I want to go through the list of domain names (millions of records), send a request and receive a response in order to figure out whether it's alive or not.
I have chosen a reactive approach and I expected it to serve a huge amount of hosts with only few threads, but I noticed that my heap memory is constantly growing until OutOfMemory is reached.
Here is my code:
@Slf4j
@Component
@RequiredArgsConstructor
public static class DataLoader implements CommandLineRunner {
private final ReactiveDomainNameRepository reactiveDomainNameRepository;
@Override
@SneakyThrows
public void run(String... strings) {
ReactorClientHttpConnector connector = getConnector(); // Trying to reuse connector instead of creating new each time
reactiveDomainNameRepository.findAllByResourcesIsNull() // Flux<DomainEntity>. This basically streams data from MongoDB using reactive driver
.publishOn(Schedulers.parallel())
.flatMap(domain -> performRequest(connector, domain)) // If I remove this line everything starts working just fine
.buffer(1000) // Little optimization. The problem with memory remains even if I don't use buffering.

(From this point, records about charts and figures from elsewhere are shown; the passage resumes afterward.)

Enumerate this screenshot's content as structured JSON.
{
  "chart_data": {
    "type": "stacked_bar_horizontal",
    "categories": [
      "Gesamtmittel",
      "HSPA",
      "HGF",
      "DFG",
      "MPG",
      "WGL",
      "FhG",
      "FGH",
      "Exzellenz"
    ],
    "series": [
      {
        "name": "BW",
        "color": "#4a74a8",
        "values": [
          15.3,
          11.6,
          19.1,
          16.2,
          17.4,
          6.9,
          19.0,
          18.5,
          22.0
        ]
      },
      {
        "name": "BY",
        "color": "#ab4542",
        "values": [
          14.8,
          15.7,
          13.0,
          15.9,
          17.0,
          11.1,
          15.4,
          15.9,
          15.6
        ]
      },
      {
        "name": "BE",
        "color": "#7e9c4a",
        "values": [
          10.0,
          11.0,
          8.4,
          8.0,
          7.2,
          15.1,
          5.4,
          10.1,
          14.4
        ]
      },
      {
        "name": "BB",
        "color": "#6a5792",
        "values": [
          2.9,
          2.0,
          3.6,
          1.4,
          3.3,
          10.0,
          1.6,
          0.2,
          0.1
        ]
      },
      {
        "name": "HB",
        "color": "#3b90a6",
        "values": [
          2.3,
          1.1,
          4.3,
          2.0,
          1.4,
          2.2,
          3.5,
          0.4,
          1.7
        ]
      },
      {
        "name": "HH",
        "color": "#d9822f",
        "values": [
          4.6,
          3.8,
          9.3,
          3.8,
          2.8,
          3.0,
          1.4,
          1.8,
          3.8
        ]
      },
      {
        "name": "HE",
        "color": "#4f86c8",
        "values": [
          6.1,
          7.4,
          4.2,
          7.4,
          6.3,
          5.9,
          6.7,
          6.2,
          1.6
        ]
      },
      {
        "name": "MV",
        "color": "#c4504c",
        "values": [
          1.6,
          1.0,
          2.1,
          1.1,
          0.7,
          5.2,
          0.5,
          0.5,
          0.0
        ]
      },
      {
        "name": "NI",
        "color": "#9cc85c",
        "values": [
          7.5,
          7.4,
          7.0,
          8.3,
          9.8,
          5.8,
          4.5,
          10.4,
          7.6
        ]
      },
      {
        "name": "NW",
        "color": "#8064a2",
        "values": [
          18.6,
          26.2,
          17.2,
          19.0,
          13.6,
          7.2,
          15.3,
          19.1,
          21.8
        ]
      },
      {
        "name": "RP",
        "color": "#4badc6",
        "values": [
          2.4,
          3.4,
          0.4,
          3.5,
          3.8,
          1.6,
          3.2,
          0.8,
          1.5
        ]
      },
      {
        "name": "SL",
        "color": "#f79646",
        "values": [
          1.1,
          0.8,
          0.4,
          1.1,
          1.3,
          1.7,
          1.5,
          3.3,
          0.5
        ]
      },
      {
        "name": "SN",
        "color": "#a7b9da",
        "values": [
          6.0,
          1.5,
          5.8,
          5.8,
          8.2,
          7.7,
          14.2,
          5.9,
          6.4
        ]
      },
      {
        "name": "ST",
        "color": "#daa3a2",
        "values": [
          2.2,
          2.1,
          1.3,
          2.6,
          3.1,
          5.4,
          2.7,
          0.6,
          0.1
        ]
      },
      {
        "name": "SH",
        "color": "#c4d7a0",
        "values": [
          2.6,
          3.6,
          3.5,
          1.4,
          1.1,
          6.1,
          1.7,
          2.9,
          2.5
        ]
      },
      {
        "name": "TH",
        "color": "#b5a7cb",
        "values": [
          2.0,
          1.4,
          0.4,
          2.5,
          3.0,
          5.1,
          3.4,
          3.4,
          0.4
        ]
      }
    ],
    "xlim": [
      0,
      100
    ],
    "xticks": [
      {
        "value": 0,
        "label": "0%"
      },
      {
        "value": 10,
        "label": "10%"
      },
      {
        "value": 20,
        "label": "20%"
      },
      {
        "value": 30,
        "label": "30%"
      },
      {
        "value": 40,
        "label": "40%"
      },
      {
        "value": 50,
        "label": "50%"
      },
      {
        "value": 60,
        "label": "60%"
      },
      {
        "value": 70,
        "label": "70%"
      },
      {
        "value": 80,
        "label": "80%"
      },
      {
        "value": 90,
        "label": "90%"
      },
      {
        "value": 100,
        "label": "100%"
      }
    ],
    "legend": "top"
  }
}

.flatMap(reactiveDomainNameRepository::saveAll)
.subscribe();
}
private Mono<DomainEntity> performRequest(ReactorClientHttpConnector connector, DomainEntity domain) {
return WebClient
.builder()
.clientConnector(connector)
.baseUrl("http://" + domain.getHost())
.build()
.get()
.exchange()
.onErrorResume(error -> {
log.error("Error while requesting '{}': ", domain.getHost());
return Mono.empty();
}) // Mono<ClientResponse>
.flatMap(resp -> {
if (resp.statusCode() == OK) {
log.info("Host '{}' is ok", domain.getHost());
} else {
log.info("Host '{}' returned '{}' status code", domain.getHost(), resp.statusCode().value());
}
// Consuming response as described in Spring documentation. Tried also resp.toEntity(String.class) but got the same result
return resp.toEntity(Void.class)
.map(nothing -> domain);
});
}
}
Here is heap memory usage. Don't pay attention on the period 5:59 - 6:05 - that's where the application stopped processing data because I didn't handle a corner case. Usually, it just keeps growing until it reaches the memory limit.
So I have basically two questions:
- What's wrong with my code?
- Is it a good idea to use reactive approach to make a huge amount of requests to different hosts?